Saturday, December 17, 2005

Crazy Crap Item #24: The part where I realize this is not what I imagined my life would be

The other night, I was walking home from Chicago Women in Publishing's holiday party, and it struck me with great force: This is not what I expected my adult life to be.

Let me back up a bit.

This thought stole upon me as I walked down the middle of my street at 1opm. It had been snowing since the afternoon -- our first big snow of the season -- so there'd been precious little plowing or shoveling. Tire ruts make for the easiest way.

The first snowfall is like a holiday. Everything's bright again. Everyone is running late everywhere. Conversation is easy, even with strangers. Lawns and sidewalks are re-born as smooth expanses of white, pristine and inviting.

The wind had died down, and the flakes drifted down like manna. The street wasn't quite deserted. I passed a gang engaging in snowball warfare.

I didn't join in, but I could have.
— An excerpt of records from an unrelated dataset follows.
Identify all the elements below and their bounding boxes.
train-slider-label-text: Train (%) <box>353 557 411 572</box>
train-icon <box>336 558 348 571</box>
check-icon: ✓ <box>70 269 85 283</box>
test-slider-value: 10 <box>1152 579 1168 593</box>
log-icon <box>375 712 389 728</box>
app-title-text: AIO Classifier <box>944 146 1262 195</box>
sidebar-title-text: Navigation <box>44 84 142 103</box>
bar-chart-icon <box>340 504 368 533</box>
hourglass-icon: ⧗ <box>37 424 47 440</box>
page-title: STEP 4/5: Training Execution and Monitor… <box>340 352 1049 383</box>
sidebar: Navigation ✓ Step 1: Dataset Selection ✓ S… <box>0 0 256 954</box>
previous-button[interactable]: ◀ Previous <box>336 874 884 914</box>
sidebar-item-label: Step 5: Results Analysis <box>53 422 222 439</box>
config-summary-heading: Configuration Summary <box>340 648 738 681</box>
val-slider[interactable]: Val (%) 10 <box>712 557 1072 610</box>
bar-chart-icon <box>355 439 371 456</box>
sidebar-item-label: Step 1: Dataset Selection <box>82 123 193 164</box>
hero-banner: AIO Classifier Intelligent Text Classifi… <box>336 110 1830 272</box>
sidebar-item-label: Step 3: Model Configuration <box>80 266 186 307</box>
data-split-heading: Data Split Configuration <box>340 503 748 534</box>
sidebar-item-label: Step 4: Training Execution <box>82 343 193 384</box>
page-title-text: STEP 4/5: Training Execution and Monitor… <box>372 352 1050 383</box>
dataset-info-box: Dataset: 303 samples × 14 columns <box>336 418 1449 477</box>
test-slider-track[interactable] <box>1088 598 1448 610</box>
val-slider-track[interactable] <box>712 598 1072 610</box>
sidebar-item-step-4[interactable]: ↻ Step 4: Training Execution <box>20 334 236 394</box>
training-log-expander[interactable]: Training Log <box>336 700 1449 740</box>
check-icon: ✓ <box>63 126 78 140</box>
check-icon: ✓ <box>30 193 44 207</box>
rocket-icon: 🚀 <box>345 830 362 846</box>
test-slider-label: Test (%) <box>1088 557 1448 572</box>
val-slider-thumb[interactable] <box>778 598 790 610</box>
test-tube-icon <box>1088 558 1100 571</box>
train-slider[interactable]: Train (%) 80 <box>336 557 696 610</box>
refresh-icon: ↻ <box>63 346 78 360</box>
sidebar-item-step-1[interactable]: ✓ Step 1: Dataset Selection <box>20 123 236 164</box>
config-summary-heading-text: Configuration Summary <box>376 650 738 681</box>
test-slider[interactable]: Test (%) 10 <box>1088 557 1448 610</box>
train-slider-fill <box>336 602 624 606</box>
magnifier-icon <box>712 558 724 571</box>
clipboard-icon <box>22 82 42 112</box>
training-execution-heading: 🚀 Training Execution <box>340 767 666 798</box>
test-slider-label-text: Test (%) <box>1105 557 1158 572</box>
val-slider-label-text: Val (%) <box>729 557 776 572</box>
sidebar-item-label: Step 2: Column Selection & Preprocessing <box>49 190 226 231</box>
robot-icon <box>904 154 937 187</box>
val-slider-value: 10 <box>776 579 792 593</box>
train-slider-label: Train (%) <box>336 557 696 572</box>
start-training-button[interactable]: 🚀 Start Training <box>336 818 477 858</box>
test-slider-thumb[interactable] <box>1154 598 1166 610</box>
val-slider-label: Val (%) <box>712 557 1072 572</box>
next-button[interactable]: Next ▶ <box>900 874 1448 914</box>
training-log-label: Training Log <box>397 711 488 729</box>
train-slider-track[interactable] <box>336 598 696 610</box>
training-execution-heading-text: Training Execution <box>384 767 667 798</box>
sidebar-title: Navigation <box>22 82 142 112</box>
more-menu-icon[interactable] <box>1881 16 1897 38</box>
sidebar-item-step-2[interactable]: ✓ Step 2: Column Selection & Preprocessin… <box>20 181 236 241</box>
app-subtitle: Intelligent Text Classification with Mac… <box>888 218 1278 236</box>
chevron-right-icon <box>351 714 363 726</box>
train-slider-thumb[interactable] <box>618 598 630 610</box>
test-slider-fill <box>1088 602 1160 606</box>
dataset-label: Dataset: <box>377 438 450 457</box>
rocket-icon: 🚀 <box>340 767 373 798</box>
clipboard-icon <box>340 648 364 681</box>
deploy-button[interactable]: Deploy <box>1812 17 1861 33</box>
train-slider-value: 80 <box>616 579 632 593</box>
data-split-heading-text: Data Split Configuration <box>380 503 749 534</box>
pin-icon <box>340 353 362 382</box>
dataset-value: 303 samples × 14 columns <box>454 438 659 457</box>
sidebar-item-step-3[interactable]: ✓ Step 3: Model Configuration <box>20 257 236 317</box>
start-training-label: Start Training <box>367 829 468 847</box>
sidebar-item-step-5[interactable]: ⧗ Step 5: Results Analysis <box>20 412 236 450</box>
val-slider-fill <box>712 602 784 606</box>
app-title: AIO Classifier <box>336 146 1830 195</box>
The holiday party I was returning from was ... shall we say ... well lubricated. It concluded with a wine tasting. The cold could not touch me.

So here I am, California native, wandering down the middle of a street. A marvelous fact: How did I learn it's ok to walk down the middle of the street on days like this? A car sneaks up behind me -- I can't hear it because that's the other effect of new snow, every sound is muffled -- and the driver lightly taps on the horn. I step smartly out of the way, no ill will. It's a smooth, instinctive exchange. We're sno pros.

Which makes me think: In what possible alternate reality would I ever have imagined my adult life like this. I remember imagining snippets of my adult life when I was a kid; usually just brief scenes or conversations, markers of where I might be. Often, they were set in the 1940s. Always in black and white. Which is odd.

But they never involved an adult Kay wandering through snow-clogged streets of Chicago.

And then it strikes me. I could make a snow angel. I'm tipsy enough. It's not that cold. I'm sure my lawn is smooth and inviting. And what's more, it would be the last thing I need to make my transformation into this new person I am -- one whose lived in the midwest for 15 years, whose adulthood does not involve a cast strangely reminiscient of Myrna Loy and Jimmy Stewart.

So snow angel it is. I fall straight backward onto my now glistening lawn, dimly surprised at how trusting I am off all this fluff. The snow is light; big flakes so weightless they don't even pack when they fall. I nestle in for a moment, then flap my arms and legs, the way I've seen small, bundled children do it in the movies. The snow squeaks as I push it aside. Drunk-cautiously, I raise myself up, careful to put my boots inside the boundry of the angel's skirt, and leap to the sidewalk. I don't leave any footprints.

1 comment:

Nicole said...

That wasn't crazy. That was downright sweet.